Die Rechtsprechung ist in der Frage, ob das Einholen der Deckungszusage eine gesonderte Gebühr auslöst, uneinheitlich. Teilweise wird die Einholung einer Deckungszusage bei dem Rechtsschutzversicherer des Mandanten als eine gesonderte gebührenrechtliche Angelegenheit für den damit beauftragten Rechtsanwalt angesehen, teilweise aber auch nicht. Die Literatur geht wohl überwiegend davon aus, dass eine gesonderte Angelegenheit vorliegt.

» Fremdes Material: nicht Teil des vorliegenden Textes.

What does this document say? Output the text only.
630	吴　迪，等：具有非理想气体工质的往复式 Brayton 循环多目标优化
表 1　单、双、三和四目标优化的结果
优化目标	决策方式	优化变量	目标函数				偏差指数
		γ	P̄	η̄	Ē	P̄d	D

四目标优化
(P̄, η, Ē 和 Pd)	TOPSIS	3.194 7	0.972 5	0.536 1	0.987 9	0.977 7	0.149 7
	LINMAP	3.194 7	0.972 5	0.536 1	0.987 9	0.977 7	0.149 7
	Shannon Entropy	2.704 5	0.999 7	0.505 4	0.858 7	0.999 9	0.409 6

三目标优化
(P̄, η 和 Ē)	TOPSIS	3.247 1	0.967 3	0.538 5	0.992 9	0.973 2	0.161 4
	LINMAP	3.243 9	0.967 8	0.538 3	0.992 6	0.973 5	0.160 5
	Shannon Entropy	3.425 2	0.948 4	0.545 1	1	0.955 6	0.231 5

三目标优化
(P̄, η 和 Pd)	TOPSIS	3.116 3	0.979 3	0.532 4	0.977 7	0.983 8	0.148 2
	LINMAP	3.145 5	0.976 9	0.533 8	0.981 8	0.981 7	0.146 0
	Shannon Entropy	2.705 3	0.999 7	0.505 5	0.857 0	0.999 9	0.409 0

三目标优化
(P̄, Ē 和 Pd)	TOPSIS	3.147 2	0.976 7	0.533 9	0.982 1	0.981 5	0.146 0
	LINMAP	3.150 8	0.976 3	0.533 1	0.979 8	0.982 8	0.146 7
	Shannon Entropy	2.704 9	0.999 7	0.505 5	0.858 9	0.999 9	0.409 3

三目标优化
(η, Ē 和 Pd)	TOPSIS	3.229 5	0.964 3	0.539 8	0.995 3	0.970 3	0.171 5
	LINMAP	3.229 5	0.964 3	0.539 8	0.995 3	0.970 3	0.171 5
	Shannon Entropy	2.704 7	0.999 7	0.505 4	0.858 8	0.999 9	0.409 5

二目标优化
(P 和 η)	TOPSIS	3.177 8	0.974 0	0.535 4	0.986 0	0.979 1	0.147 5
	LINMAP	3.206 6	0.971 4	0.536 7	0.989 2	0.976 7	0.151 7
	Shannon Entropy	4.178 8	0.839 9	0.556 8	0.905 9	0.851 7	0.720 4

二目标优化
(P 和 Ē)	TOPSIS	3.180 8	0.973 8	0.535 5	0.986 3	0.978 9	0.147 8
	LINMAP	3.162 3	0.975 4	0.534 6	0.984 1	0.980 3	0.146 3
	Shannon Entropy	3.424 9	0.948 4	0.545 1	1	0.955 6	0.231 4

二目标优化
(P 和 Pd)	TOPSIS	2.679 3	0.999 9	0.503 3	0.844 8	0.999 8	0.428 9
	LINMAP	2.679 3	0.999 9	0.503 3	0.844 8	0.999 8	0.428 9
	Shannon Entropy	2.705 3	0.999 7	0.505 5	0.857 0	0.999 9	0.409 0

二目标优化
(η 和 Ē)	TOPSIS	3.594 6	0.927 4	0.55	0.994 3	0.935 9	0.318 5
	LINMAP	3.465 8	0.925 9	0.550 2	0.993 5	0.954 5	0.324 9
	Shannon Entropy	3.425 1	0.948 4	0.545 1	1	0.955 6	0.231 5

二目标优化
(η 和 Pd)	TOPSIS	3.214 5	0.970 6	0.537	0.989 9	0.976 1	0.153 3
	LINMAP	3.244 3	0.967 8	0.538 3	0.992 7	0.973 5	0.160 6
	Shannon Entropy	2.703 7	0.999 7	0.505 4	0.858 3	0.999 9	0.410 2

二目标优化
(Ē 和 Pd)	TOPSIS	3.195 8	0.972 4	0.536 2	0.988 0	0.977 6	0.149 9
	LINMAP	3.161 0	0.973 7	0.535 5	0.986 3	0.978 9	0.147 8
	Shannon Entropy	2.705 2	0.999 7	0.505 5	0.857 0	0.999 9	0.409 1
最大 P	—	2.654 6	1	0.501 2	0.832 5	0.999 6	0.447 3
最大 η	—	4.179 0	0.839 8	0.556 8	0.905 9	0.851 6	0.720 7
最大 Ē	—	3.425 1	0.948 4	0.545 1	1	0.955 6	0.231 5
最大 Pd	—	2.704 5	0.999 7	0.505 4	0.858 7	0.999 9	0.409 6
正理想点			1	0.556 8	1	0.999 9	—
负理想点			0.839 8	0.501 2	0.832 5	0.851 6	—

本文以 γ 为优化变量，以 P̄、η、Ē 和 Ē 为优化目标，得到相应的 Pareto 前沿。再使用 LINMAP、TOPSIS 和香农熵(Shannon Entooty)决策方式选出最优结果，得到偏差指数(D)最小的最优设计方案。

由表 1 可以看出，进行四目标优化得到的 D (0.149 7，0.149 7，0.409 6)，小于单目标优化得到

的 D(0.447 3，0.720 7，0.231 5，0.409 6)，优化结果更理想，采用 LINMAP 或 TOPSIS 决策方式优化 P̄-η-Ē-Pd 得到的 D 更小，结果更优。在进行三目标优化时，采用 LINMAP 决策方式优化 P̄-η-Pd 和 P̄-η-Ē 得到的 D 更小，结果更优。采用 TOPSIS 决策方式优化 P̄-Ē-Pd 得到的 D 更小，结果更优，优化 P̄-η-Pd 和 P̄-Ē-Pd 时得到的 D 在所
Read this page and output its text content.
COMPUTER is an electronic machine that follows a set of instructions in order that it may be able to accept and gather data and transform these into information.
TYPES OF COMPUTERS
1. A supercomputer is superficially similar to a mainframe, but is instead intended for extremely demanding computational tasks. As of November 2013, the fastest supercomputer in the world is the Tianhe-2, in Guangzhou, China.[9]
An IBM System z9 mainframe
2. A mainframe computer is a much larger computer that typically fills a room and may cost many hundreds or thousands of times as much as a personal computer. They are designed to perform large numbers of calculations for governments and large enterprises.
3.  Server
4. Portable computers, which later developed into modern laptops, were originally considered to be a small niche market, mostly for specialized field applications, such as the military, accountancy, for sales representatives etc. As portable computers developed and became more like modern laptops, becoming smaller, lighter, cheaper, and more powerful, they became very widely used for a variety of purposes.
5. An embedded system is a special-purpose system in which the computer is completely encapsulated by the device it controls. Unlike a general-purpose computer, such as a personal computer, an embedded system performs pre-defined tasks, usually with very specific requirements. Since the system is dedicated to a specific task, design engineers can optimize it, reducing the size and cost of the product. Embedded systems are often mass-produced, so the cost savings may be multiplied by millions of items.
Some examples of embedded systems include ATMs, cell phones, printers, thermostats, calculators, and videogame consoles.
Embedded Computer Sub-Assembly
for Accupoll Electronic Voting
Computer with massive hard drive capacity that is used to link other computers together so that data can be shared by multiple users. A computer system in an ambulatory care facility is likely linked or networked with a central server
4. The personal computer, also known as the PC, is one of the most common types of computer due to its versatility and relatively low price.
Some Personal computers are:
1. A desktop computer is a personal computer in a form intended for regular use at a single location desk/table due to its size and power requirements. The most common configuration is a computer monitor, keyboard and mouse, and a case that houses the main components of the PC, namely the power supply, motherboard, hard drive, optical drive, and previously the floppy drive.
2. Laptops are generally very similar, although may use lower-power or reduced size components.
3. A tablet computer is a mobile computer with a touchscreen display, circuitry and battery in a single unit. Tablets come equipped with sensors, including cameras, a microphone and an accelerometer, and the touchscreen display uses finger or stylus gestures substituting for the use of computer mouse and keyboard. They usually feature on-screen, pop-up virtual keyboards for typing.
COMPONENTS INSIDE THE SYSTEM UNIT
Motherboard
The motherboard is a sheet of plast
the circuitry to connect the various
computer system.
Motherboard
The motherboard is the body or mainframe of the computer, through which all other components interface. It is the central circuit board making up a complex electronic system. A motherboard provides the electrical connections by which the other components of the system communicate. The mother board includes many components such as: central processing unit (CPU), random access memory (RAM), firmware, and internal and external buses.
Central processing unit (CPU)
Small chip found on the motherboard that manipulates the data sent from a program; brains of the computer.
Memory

Lehnt Ihre RSV eine Deckung nun ab, so hätte Ihr Rechtsanwalt Sie über diesen Umstand informieren müssen. Nach ständiger Rechtsprechung muss Ihr Anwalt Sie nämlich über bestehende Prozessrisiken belehren. Auch müssen Sie eigenverantwortlich über Art und Weise einer gerichtlichen Rechtsverfolgung entscheiden können. Dies war Ihnen hier nicht möglich. Die Folge könnte daher sein, dass Sie sich auf Schadensersatzansprüche gemäß § 280 Abs. 1 BGB berufen können und Ihrem Rechtsanwalt wegen einer Pflichtverletzung somit kein Honorar zusteht (vgl. z.B. OLG Düsseldorf, Beschluss vom 08.05.2008 - 24 U 211/07). Lehnt der Rechtschutzversicherer seine Eintrittsverpflichtung ab, so wäre Ihr Anwalt zudem dazu verpflichtet gewesen, die Rechtmäßigkeit der Ablehnung zu überprüfen. Er hätte zunächst also prüfen müssen, ob ein Stichentscheid gem. § 17 Abs. 2 ARB abzugeben ist. Über diese Möglichkeit hätte er Sie umfassend informieren müssen.

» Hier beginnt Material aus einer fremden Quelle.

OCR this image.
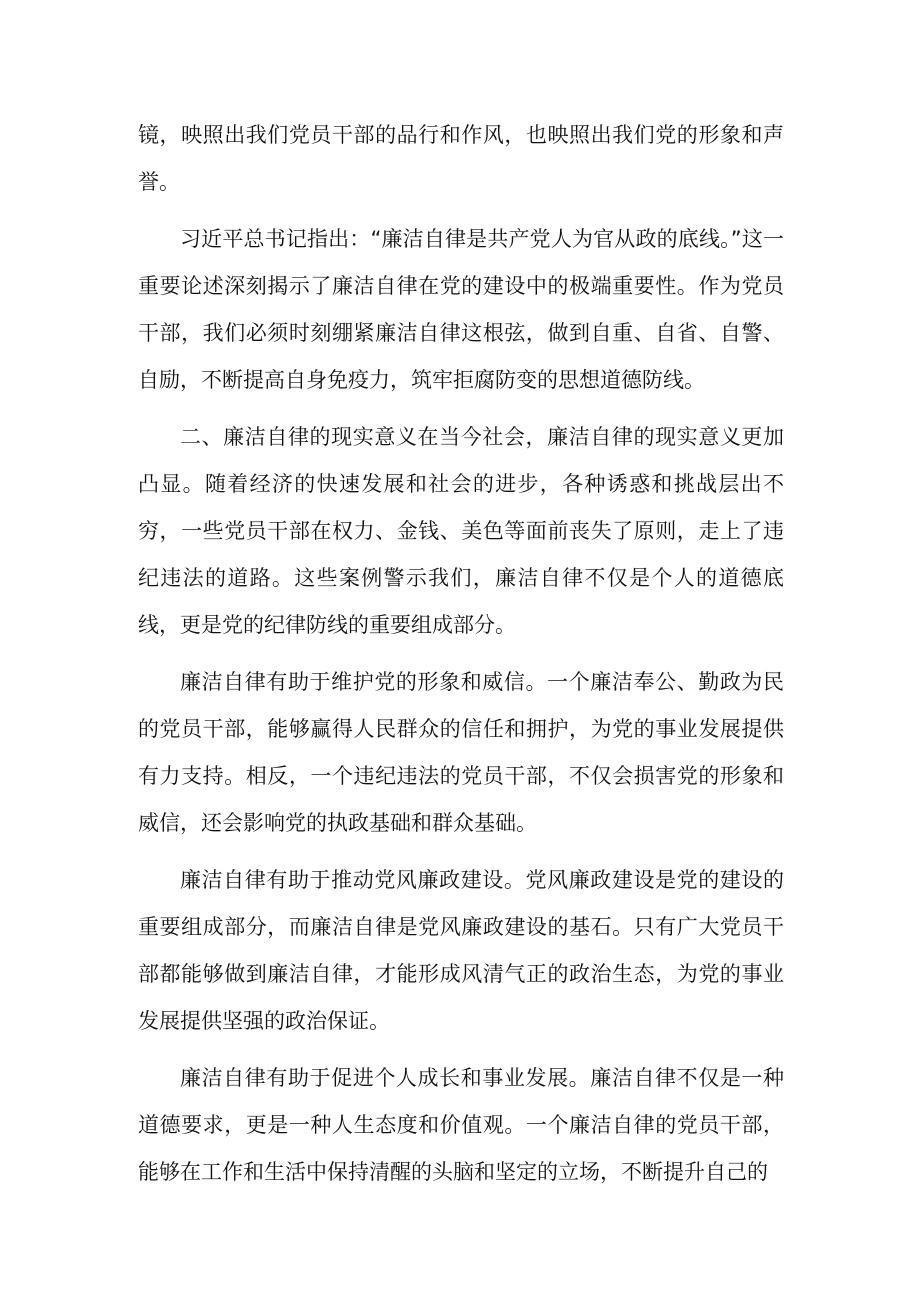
镜，映照出我们党员干部的品行和作风，也映照出我们党的形象和声誉。

习近平总书记指出：“廉洁自律是共产党人为官从政的底线。”这一重要论述深刻揭示了廉洁自律在党的建设中的极端重要性。作为党员干部，我们必须时刻绷紧廉洁自律这根弦，做到自重、自省、自警、自励，不断提高自身免疫力，筑牢拒腐防变的思想道德防线。

二、廉洁自律的现实意义在当今社会，廉洁自律的现实意义更加凸显。随着经济的快速发展和社会的进步，各种诱惑和挑战层出不穷，一些党员干部在权力、金钱、美色等面前丧失了原则，走上了违纪违法的道路。这些案例警示我们，廉洁自律不仅是个人的道德底线，更是党的纪律防线的重要组成部分。

廉洁自律有助于维护党的形象和威信。一个廉洁奉公、勤政为民的党员干部，能够赢得人民群众的信任和拥护，为党的事业发展提供有力支持。相反，一个违纪违法的党员干部，不仅会损害党的形象和威信，还会影响党的执政基础和群众基础。

廉洁自律有助于推动党风廉政建设。党风廉政建设是党的建设的重要组成部分，而廉洁自律是党风廉政建设的基石。只有广大党员干部都能够做到廉洁自律，才能形成风清气正的政治生态，为党的事业发展提供坚强的政治保证。

廉洁自律有助于促进个人成长和事业发展。廉洁自律不仅是一种道德要求，更是一种人生态度和价值观。一个廉洁自律的党员干部，能够在工作和生活中保持清醒的头脑和坚定的立场，不断提升自己的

Je nachdem aus welchen Gründen Ihre RSV die Leistungspflicht nun abgelehnt hat, stehen Ihnen verschiedene Möglichkeiten wie der Stichentscheid, das Schiedsgutachterverfahren oder die Deckungsklage offen.

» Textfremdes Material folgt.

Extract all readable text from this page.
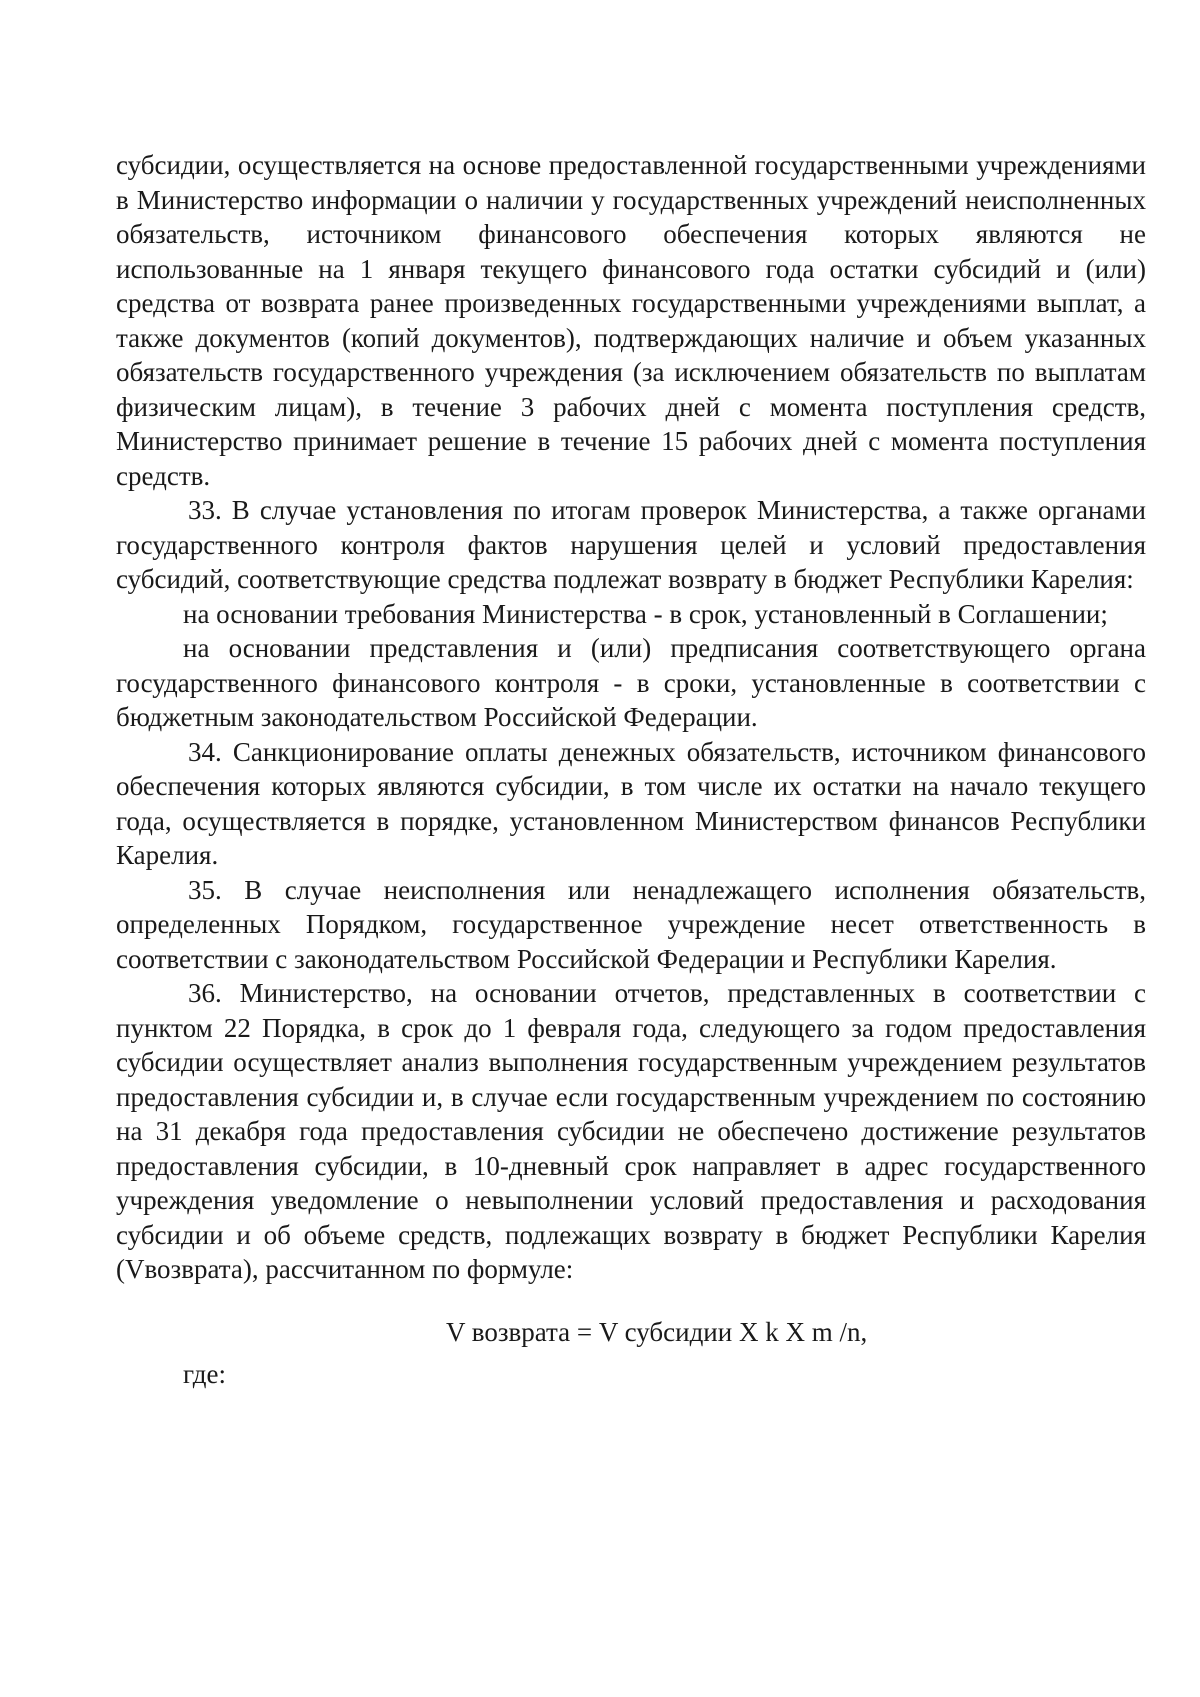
субсидии, осуществляется на основе предоставленной государственными учреждениями в Министерство информации о наличии у государственных учреждений неисполненных обязательств, источником финансового обеспечения которых являются не использованные на 1 января текущего финансового года остатки субсидий и (или) средства от возврата ранее произведенных государственными учреждениями выплат, а также документов (копий документов), подтверждающих наличие и объем указанных обязательств государственного учреждения (за исключением обязательств по выплатам физическим лицам), в течение 3 рабочих дней с момента поступления средств, Министерство принимает решение в течение 15 рабочих дней с момента поступления средств.

33. В случае установления по итогам проверок Министерства, а также органами государственного контроля фактов нарушения целей и условий предоставления субсидий, соответствующие средства подлежат возврату в бюджет Республики Карелия:

на основании требования Министерства - в срок, установленный в Соглашении;

на основании представления и (или) предписания соответствующего органа государственного финансового контроля - в сроки, установленные в соответствии с бюджетным законодательством Российской Федерации.

34. Санкционирование оплаты денежных обязательств, источником финансового обеспечения которых являются субсидии, в том числе их остатки на начало текущего года, осуществляется в порядке, установленном Министерством финансов Республики Карелия.

35. В случае неисполнения или ненадлежащего исполнения обязательств, определенных Порядком, государственное учреждение несет ответственность в соответствии с законодательством Российской Федерации и Республики Карелия.

36. Министерство, на основании отчетов, представленных в соответствии с пунктом 22 Порядка, в срок до 1 февраля года, следующего за годом предоставления субсидии осуществляет анализ выполнения государственным учреждением результатов предоставления субсидии и, в случае если государственным учреждением по состоянию на 31 декабря года предоставления субсидии не обеспечено достижение результатов предоставления субсидии, в 10-дневный срок направляет в адрес государственного учреждения уведомление о невыполнении условий предоставления и расходования субсидии и об объеме средств, подлежащих возврату в бюджет Республики Карелия (Vвозврата), рассчитанном по формуле:

V возврата = V субсидии X k X m /n,

где:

Jedoch hat Ihr Anwalt insoweit recht, als dass zwischen ihm und dem Versicherer kein Vertragsverhältnis besteht. Eine Rechtsbeziehung zwischen Anwalt und Versicherer ist also nicht begründet.

Zusammenfassend lässt sich also sagen, dass wohl eine Pflichtverletzung Ihres Rechtsanwaltes vorliegt, der ihn zum Schadensersatz verpflichten könnte, sodass ihm kein Honoraranspruch gegenüber Ihnen zusteht. Zudem steht es Ihnen natürlich frei, Ihre Ansprüche gegenüber Ihrer RSV im Wege der vorgenannten Möglichkeiten geltend zu machen.

Recht herzlichen Dank Perfekt recherchiert, kommentiert und formaljuristisch als Advocatus perfectus sehr schlüssig mit dokumentierten Gerichtsentscheidungen kausaliert. Ein absolutes Meisterwerk!

@coachbella

Sehr gerne und vielen lieben Dank für die freundliche Rückmeldung und den leuchtenden Stern. Sollten Sie Rückfragen haben, melden Sie sich bitte gerne wieder.

In sehr vielen Rechtschutzverträgen sind gerade Aufhebungsverträge nicht mitversichert! Ob das bei Dir auch so ist, wird sich aber nur durch eine Blick in die Vertragsunterlagen klären lassen....

Wie genau hast Du denn den Auftrag an den Anwalt erteilt? Hast Du eindeutig gesagt, dass er erst tätig werden soll, wenn die Deckungszusage der Versicherung vorliegt? Oder wie lief das ab?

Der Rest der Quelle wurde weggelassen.